Я пытался понять, насколько мои первые впечатления от Парижа — когда я увидел его год назад после долгих лет, проведенных в Америке, — насколько эти впечатления, содержащиеся в двух главах моего дневника, посвященных Парижу, могли оказаться поспешными, ошибочными… Те из парижан, кому удалось прочитать этот текст в «Ле Летр Нувель», недовольно воротили носы. Вот, например, письмо от одного французского литератора: «Вы ненавидите Париж, это ваше право. Но в этих главах напрасно искать свежести и откровенности, которых столько на других страницах вашего дневника, Вы здесь пользуетесь затасканными банальными схемами, Вы не хотите войти в этот город, Вы с раздражением обращаетесь против… И яснее, чем где бы то ни было, видно, насколько сильно Вы препарируете действительность, чтобы подогнать ее под свое субъективное видение».
Согласен, я препарирую действительность, куда моему дневнику до отчета о ней или протокола… мое описание мира существует на правах поэмы, оно должно выражать мир через мою страсть, и мою страсть через мир. Какую же страсть я вложил в описание Парижа?
Французы из Руайомон — и об этом я знал — тоже в этом не разберутся. Эта элита, склонная несмотря ни на что считать, что «человек — это звучит гордо!», вынуждена признать также, что «молодость — это звучит наивно!»
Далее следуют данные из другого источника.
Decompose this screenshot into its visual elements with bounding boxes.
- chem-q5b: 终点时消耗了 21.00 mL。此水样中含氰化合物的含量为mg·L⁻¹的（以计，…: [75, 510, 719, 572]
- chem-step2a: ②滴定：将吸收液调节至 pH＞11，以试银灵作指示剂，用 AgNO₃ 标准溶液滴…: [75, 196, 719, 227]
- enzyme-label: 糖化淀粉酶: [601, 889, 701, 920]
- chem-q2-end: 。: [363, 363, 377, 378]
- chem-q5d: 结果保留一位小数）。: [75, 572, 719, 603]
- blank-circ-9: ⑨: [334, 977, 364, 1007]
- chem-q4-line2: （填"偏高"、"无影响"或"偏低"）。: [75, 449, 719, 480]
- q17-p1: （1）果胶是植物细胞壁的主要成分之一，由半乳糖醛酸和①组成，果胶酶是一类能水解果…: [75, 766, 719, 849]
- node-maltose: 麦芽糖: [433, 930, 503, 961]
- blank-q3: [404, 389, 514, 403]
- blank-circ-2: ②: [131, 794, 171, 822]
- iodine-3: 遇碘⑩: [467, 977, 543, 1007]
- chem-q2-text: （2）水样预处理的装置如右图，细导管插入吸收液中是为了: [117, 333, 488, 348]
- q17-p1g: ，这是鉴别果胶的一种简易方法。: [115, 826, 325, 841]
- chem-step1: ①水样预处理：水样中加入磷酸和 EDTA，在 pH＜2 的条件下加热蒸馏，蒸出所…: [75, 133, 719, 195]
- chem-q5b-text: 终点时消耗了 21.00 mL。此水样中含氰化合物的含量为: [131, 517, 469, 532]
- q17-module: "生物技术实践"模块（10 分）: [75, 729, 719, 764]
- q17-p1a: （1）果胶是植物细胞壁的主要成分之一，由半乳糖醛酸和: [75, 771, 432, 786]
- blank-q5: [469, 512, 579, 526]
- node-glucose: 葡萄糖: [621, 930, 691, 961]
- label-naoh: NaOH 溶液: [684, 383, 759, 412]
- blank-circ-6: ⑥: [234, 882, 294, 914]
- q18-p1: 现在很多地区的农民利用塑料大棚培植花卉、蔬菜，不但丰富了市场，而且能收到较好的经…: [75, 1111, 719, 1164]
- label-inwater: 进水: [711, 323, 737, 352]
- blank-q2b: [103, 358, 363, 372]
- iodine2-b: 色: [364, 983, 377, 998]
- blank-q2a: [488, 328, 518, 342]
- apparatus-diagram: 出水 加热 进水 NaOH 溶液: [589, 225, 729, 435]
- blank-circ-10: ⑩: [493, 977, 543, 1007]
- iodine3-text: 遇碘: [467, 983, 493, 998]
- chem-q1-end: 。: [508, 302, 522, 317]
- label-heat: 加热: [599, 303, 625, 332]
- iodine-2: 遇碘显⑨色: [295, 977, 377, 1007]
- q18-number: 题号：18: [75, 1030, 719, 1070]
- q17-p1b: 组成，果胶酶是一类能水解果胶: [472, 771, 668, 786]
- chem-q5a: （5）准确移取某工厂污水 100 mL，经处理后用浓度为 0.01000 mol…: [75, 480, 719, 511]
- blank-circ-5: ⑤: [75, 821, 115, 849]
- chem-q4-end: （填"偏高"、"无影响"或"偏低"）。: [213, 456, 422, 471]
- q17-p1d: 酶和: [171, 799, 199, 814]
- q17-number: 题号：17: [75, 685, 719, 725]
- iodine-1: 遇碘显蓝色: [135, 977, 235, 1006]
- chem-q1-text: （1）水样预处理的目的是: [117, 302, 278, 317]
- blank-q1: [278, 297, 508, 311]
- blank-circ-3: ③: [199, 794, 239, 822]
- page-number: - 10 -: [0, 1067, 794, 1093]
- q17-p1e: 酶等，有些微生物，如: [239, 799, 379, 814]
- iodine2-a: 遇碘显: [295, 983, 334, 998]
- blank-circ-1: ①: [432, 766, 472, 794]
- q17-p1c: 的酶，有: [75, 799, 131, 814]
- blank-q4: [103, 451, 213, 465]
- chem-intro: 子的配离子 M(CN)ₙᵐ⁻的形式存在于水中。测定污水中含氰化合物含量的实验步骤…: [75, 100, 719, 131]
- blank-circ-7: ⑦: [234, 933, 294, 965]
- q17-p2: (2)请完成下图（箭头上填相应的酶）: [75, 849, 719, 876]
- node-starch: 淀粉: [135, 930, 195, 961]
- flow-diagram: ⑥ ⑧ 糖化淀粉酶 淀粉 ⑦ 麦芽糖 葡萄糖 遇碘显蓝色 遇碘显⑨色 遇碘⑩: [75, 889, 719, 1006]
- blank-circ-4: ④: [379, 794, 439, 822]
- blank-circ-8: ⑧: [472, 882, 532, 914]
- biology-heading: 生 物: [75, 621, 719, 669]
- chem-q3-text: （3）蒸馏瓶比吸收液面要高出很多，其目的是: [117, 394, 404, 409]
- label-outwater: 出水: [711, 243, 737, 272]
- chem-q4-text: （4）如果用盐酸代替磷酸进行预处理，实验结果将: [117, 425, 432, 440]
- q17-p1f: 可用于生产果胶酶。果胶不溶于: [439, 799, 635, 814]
Смотреть свысока на словечко, пропитанное оскорбительной ностальгией… знаю, знаю… сколько раз я потрясал им ради хохмы перед гордым носом зрелости! Париж? Не столько на Париж я нападал в этих моих записках, сколько на Европу, и если на Париж, то как на самое яркое выражение европейской эстетики. Поскольку в тебе, Европа, в тебе, Париж, красота становится цивилизованной, то есть организованной; более того — здесь осуществлено разделение функций: одни существуют, чтобы красоту производить, другие — чтобы ее потреблять. Красота человека, человечества распадается у вас во все большей степени на написание поэм и декламирование поэм, на написание картин и рассматривание картин, на производство помад и применение помад, на балет на сцене и балет в зрительном зале.
Этот процесс состоит в выделении из себя красоты, чтобы она стала чем-то внешним, объективным… чтобы она перестала болеть… и срамить… Мне, в моей ипостаси поэта, хочется вернуть красоте человеческого рода ее дикий, первоначальный, смущающий, неумолимый смысл… ее личныйсмысл…
Смотри, там, где кончается ребенок, а взрослый еще по-настоящему не начался, там в возрасте от четырнадцати до двадцати четырех лет человеку дано цветение. Это единственное время абсолютной красоты в человеке. В человечестве существует бессмертный заповедник красоты и очарования, но он — к величайшему сожалению! — связан только с молодостью. Да, мало восхищаться красотой абстрактных картин — она не валит с ног, — ее надо познать через то, чем ты был, чем ты больше не являешься, через приниженность молодости…
Это приблизительно и есть тот самый пункт, из которого я со своей сатирой нападаю на Париж.
Склонись над рекой текущего времени, Нарцисс, и попытайся уловить поблескивающее в уносящейся воде несказанно чарующее лицо…
Поляки не раз приезжали ко мне из Парижа.
Котя Еленьский. Аллан Коско появился в одну из суббот, и мы оба склонились над моим «Дневником <19>53-<19>56», который только что вышел в его переводе.
Лавелли, режиссер «Венчания», привез мне миниатюрную красивую Кристину Захватович; ей я был обязан декорациями, имевшими большой успех.